A novel therapeutic strategy for treating inflammatory bowel diseases (IBD) would work by removing inflammation-inducing succinate molecules secreted by gut bacteria.

The method is based on findings in the biochemistry and pharmacology lab of Ben-Gurion University of the Negev (BGU) Prof. Ehud Ohana showing increased gut levels of succinate in people with IBD.

Succinate is a metabolic molecule involved in various biochemical cell processes. Several recent studies show that succinate drives inflammation, in particular the inflammatory activity of macrophages, white blood cells in the immune system.

Isolating the succinate molecules and chelating them – a chemical bonding process that helps remove them from the body – is proposed in a study conducted by Moran Fremder, an MD/PhD student in Ohana’s lab, in collaboration with Prof. Jae Hee Cheon from Yonsei University in South Korea.

IBD, primarily Crohn’s disease and ulcerative colitis, affect up to 1.5 percent of US adults and millions of people globally and can lead to a severely impaired quality of life and to significant morbidity.

“Current treatments for IBD include antibiotics, steroids and biological treatments aimed at inhibiting the activity of the immune system. Such treatments can have long-term side effects, and none address the root causes underlying IBD, which are largely unknown,” explained Ohana.

“Our novel findings show that IBD is driven, at least partially, by changes in the activity of gut bacteria and by the accumulation of succinate in the gut, leading to chronic inflammation. Therefore, chelation of succinate can treat IBD and reduce inflammation.”
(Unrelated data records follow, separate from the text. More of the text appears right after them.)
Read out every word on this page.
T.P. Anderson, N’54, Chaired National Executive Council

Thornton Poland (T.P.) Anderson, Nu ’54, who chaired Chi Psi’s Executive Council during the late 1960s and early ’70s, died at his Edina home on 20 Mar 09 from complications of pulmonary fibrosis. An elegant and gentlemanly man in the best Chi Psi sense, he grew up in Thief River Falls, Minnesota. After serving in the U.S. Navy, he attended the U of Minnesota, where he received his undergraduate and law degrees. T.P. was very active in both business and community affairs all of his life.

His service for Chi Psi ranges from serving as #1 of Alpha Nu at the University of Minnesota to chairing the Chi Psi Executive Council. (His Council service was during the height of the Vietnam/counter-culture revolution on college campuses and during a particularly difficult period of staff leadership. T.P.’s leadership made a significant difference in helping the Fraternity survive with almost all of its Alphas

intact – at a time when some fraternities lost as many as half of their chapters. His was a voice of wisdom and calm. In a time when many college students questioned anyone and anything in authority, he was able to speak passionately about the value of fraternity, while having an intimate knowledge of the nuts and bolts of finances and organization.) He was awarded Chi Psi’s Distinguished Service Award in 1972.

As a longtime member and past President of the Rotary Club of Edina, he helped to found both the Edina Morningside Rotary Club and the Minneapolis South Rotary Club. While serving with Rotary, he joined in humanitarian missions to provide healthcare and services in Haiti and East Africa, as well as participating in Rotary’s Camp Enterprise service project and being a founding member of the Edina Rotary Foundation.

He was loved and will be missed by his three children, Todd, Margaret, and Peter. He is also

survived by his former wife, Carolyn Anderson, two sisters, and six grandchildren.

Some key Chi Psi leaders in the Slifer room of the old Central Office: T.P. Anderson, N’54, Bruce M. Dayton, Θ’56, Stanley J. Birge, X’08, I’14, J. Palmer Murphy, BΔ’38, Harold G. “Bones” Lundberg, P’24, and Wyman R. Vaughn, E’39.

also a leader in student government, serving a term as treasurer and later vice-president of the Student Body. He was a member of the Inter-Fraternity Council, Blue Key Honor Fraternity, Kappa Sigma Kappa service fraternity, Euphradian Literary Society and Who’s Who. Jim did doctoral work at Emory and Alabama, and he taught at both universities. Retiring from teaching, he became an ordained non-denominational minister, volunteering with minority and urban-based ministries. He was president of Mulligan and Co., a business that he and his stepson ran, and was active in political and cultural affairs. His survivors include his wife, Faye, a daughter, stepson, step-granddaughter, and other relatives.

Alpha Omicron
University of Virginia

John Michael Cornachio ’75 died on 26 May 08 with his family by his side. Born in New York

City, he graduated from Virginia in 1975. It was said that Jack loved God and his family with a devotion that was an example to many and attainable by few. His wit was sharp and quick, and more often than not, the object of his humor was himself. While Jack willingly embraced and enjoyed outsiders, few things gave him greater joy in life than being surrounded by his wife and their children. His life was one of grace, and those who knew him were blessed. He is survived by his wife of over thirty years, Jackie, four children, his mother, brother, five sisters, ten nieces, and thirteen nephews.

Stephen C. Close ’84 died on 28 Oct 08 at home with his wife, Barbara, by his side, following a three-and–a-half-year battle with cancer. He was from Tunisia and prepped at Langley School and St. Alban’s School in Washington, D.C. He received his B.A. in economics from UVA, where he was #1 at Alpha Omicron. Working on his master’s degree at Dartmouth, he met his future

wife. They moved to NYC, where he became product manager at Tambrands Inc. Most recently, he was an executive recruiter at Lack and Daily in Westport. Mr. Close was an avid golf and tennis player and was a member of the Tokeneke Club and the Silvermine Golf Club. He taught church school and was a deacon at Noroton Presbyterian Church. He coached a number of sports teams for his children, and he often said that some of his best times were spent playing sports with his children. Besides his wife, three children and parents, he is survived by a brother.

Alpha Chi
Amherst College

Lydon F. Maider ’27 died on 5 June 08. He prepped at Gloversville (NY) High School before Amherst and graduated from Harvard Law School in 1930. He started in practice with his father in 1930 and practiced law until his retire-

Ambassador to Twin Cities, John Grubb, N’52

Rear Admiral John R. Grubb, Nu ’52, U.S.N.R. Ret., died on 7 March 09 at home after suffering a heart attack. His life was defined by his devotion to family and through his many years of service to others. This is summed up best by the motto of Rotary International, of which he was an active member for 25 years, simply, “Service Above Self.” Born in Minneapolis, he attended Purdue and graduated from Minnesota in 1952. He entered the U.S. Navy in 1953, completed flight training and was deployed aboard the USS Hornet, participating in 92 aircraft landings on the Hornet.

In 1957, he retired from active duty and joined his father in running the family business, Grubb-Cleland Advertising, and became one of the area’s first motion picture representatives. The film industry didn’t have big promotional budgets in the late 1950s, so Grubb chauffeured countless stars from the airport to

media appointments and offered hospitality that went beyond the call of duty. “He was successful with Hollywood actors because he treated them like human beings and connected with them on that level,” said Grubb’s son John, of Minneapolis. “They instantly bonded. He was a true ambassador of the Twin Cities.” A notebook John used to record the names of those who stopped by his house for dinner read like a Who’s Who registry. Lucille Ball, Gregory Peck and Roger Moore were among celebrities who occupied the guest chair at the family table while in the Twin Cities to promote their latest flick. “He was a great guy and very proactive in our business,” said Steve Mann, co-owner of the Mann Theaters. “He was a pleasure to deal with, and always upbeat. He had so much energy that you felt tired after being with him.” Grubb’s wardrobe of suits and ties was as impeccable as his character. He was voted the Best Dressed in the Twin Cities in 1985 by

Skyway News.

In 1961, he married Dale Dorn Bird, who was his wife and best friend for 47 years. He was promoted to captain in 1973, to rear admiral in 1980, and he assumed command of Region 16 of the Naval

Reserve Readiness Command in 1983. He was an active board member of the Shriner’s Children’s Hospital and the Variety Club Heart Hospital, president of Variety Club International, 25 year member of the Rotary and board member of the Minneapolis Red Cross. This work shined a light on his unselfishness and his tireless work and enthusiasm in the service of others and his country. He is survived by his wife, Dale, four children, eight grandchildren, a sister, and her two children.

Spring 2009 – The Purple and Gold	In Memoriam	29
Ohana added that his lab’s therapeutic peptides “are identical to molecules that naturally exist in our body and are therefore unlikely to provoke a harmful immune reaction.”

The researchers also propose using biochemical methods to measure succinate concentrations in biological specimens for better diagnosis and monitoring of IBD and related symptoms.

The findings of the study were published in Cell Reports.

Josh Peleg, CEO of the university’s tech-transfer company, BGN Technologies, said BGN has filed for patent protection and now seeks a strategic partner for the further developing and commercializing this promising invention.